Judge to decide on Cook County soda tax next week

Friday, July 21, 2017 05:19PM
The tax on sugary drinks in Cook County remains on hold Friday.


CHICAGO - The tax on sugary drinks in Cook County remains on hold Friday after a judge said a ruling on whether the county can enforce the tax will be made next week.

Friday, a Cook County judge heard arguments about the ordinance that would force customers to pay a penny per ounce on sweetened drinks.

Cook County has announced layoffs as the cash-strapped county struggles with a $67 million hole from the uncollected sugary drink tax. Some retailers are concerned customers will go across the county line to save money.

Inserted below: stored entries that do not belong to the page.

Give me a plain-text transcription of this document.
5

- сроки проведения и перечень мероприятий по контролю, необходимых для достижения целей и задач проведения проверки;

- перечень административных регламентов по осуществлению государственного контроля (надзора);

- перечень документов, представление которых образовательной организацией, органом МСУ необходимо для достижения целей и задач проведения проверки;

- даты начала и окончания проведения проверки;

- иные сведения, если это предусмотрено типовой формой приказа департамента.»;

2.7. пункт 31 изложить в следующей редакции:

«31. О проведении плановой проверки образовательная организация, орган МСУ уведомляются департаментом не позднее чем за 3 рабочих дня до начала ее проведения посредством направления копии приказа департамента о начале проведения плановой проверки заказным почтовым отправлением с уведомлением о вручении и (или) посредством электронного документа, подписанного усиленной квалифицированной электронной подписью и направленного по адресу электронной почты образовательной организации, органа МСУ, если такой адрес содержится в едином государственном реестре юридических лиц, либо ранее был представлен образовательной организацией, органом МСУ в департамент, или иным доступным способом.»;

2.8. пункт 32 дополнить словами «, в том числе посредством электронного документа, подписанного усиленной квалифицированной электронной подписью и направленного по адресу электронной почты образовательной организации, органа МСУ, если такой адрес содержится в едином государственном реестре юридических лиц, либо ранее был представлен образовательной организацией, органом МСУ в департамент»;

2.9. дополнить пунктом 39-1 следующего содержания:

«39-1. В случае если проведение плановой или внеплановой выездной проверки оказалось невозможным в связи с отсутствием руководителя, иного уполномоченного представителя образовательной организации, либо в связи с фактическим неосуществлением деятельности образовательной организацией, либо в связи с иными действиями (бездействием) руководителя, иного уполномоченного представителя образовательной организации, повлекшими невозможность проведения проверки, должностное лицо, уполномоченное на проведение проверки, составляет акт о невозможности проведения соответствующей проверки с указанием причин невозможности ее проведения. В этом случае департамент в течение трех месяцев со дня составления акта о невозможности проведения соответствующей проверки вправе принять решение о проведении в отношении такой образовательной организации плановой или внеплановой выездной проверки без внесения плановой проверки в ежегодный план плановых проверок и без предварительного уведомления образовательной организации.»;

Attorneys for the county outlined the tax they say was enacted to promote public health. But attorneys for Illinois Retail Merchants Association question the purpose of the tax and how the regulation is written.

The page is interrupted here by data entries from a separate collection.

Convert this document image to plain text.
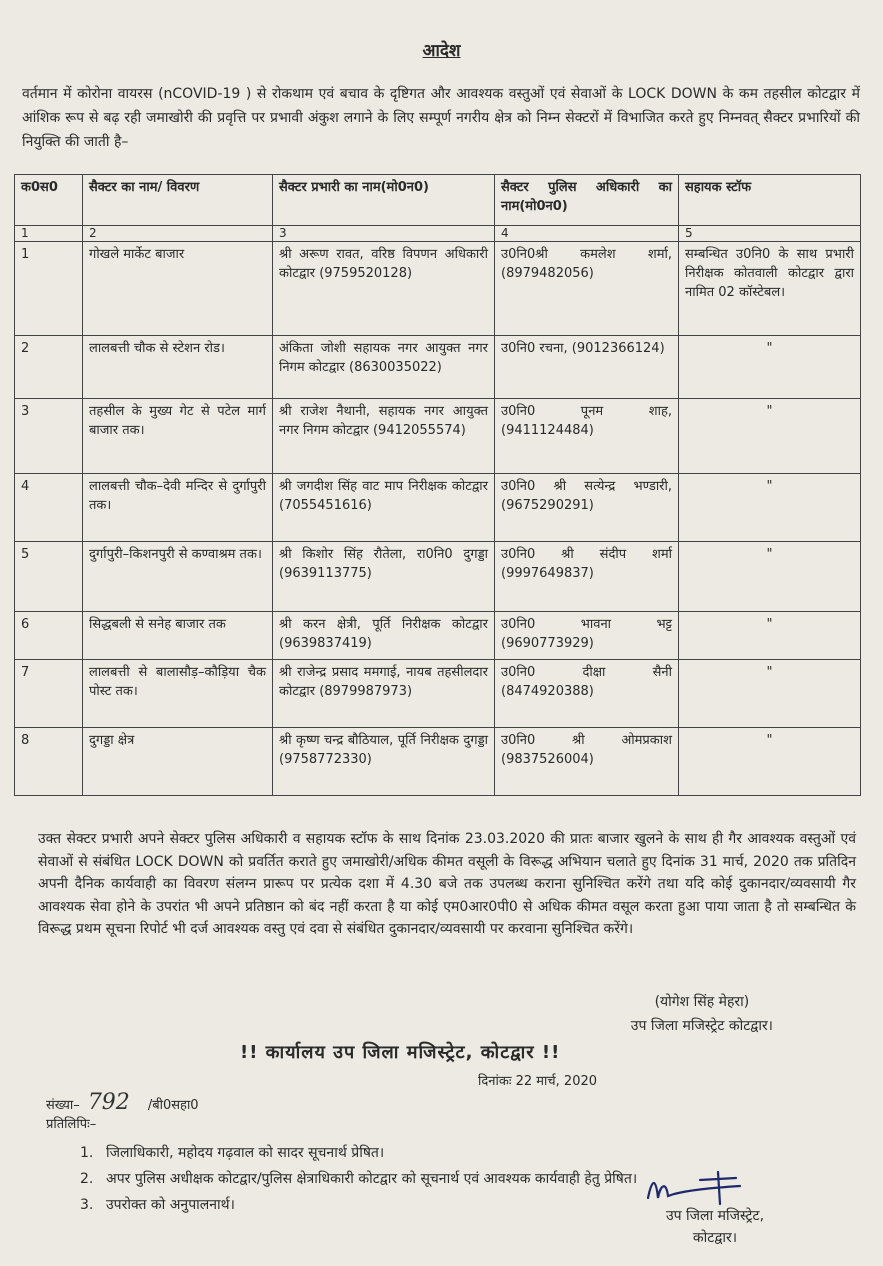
आदेश
वर्तमान में कोरोना वायरस (nCOVID-19 ) से रोकथाम एवं बचाव के दृष्टिगत और आवश्यक वस्तुओं एवं सेवाओं के LOCK DOWN के कम तहसील कोटद्वार में आंशिक रूप से बढ़ रही जमाखोरी की प्रवृत्ति पर प्रभावी अंकुश लगाने के लिए सम्पूर्ण नगरीय क्षेत्र को निम्न सेक्टरों में विभाजित करते हुए निम्नवत् सैक्टर प्रभारियों की नियुक्ति की जाती है–
क0स0	सैक्टर का नाम/ विवरण	सैक्टर प्रभारी का नाम(मो0न0)	सैक्टर पुलिस अधिकारी का नाम(मो0न0)	सहायक स्टॉफ
1	2	3	4	5
1	गोखले मार्केट बाजार	श्री अरूण रावत, वरिष्ठ विपणन अधिकारी कोटद्वार (9759520128)	उ0नि0श्री कमलेश शर्मा, (8979482056)	सम्बन्धित उ0नि0 के साथ प्रभारी निरीक्षक कोतवाली कोटद्वार द्वारा नामित 02 कॉस्टेबल।
2	लालबत्ती चौक से स्टेशन रोड।	अंकिता जोशी सहायक नगर आयुक्त नगर निगम कोटद्वार (8630035022)	उ0नि0 रचना, (9012366124)	"
3	तहसील के मुख्य गेट से पटेल मार्ग बाजार तक।	श्री राजेश नैथानी, सहायक नगर आयुक्त नगर निगम कोटद्वार (9412055574)	उ0नि0 पूनम शाह, (9411124484)	"
4	लालबत्ती चौक–देवी मन्दिर से दुर्गापुरी तक।	श्री जगदीश सिंह वाट माप निरीक्षक कोटद्वार (7055451616)	उ0नि0 श्री सत्येन्द्र भण्डारी, (9675290291)	"
5	दुर्गापुरी–किशनपुरी से कण्वाश्रम तक।	श्री किशोर सिंह रौतेला, रा0नि0 दुगड्डा (9639113775)	उ0नि0 श्री संदीप शर्मा (9997649837)	"
6	सिद्धबली से सनेह बाजार तक	श्री करन क्षेत्री, पूर्ति निरीक्षक कोटद्वार (9639837419)	उ0नि0 भावना भट्ट (9690773929)	"
7	लालबत्ती से बालासौड़–कौड़िया चैक पोस्ट तक।	श्री राजेन्द्र प्रसाद ममगाई, नायब तहसीलदार कोटद्वार (8979987973)	उ0नि0 दीक्षा सैनी (8474920388)	"
8	दुगड्डा क्षेत्र	श्री कृष्ण चन्द्र बौठियाल, पूर्ति निरीक्षक दुगड्डा (9758772330)	उ0नि0 श्री ओमप्रकाश (9837526004)	"
उक्त सेक्टर प्रभारी अपने सेक्टर पुलिस अधिकारी व सहायक स्टॉफ के साथ दिनांक 23.03.2020 की प्रातः बाजार खुलने के साथ ही गैर आवश्यक वस्तुओं एवं सेवाओं से संबंधित LOCK DOWN को प्रवर्तित कराते हुए जमाखोरी/अधिक कीमत वसूली के विरूद्ध अभियान चलाते हुए दिनांक 31 मार्च, 2020 तक प्रतिदिन अपनी दैनिक कार्यवाही का विवरण संलग्न प्रारूप पर प्रत्येक दशा में 4.30 बजे तक उपलब्ध कराना सुनिश्चित करेंगे तथा यदि कोई दुकानदार/व्यवसायी गैर आवश्यक सेवा होने के उपरांत भी अपने प्रतिष्ठान को बंद नहीं करता है या कोई एम0आर0पी0 से अधिक कीमत वसूल करता हुआ पाया जाता है तो सम्बन्धित के विरूद्ध प्रथम सूचना रिपोर्ट भी दर्ज आवश्यक वस्तु एवं दवा से संबंधित दुकानदार/व्यवसायी पर करवाना सुनिश्चित करेंगे।
(योगेश सिंह मेहरा)
उप जिला मजिस्ट्रेट कोटद्वार।
!! कार्यालय उप जिला मजिस्ट्रेट, कोटद्वार !!
दिनांकः 22 मार्च, 2020
संख्या– 792 /बी0सहा0
प्रतिलिपिः–
1. जिलाधिकारी, महोदय गढ़वाल को सादर सूचनार्थ प्रेषित।
2. अपर पुलिस अधीक्षक कोटद्वार/पुलिस क्षेत्राधिकारी कोटद्वार को सूचनार्थ एवं आवश्यक कार्यवाही हेतु प्रेषित।
3. उपरोक्त को अनुपालनार्थ।
उप जिला मजिस्ट्रेट,
कोटद्वार।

Attorneys for the merchants argued for fairness and used the example of a taxable sweetened coffee drink versus a non-taxable coffee sweetened in the cafe or by the customer.

"If you purchase the same sweetened beverage, a Frappuccino, over the counter, it's not taxed. That's a perfect example and easiest example to explain the violation of the uniformity clause," said David Ruskin, attorney for the Illinois Retail Merchants Association.

"There is clear concern in the merchant community on their viability, particularly in border areas," said Rob Karr of IRMA.

Cook County Commissioner Richard Boykin observed the hearing. He is opposed to the beverage tax and suggests other options.

"I propose putting together a budget working group to actually work with the president's office in terms of coming up with the right-sized kind of reforms and cuts that wouldn't have so much devastation across the county," Boykin said.

Frank Shuftan, the spokesman for Cook County Board President Toni Preckwinkle, issued a statement saying, "We continue to work with our legal team as we await the judge's decision on our motion to dismiss."

The judge said he will rule next Friday. Until then, the temporary restraining order remains in place.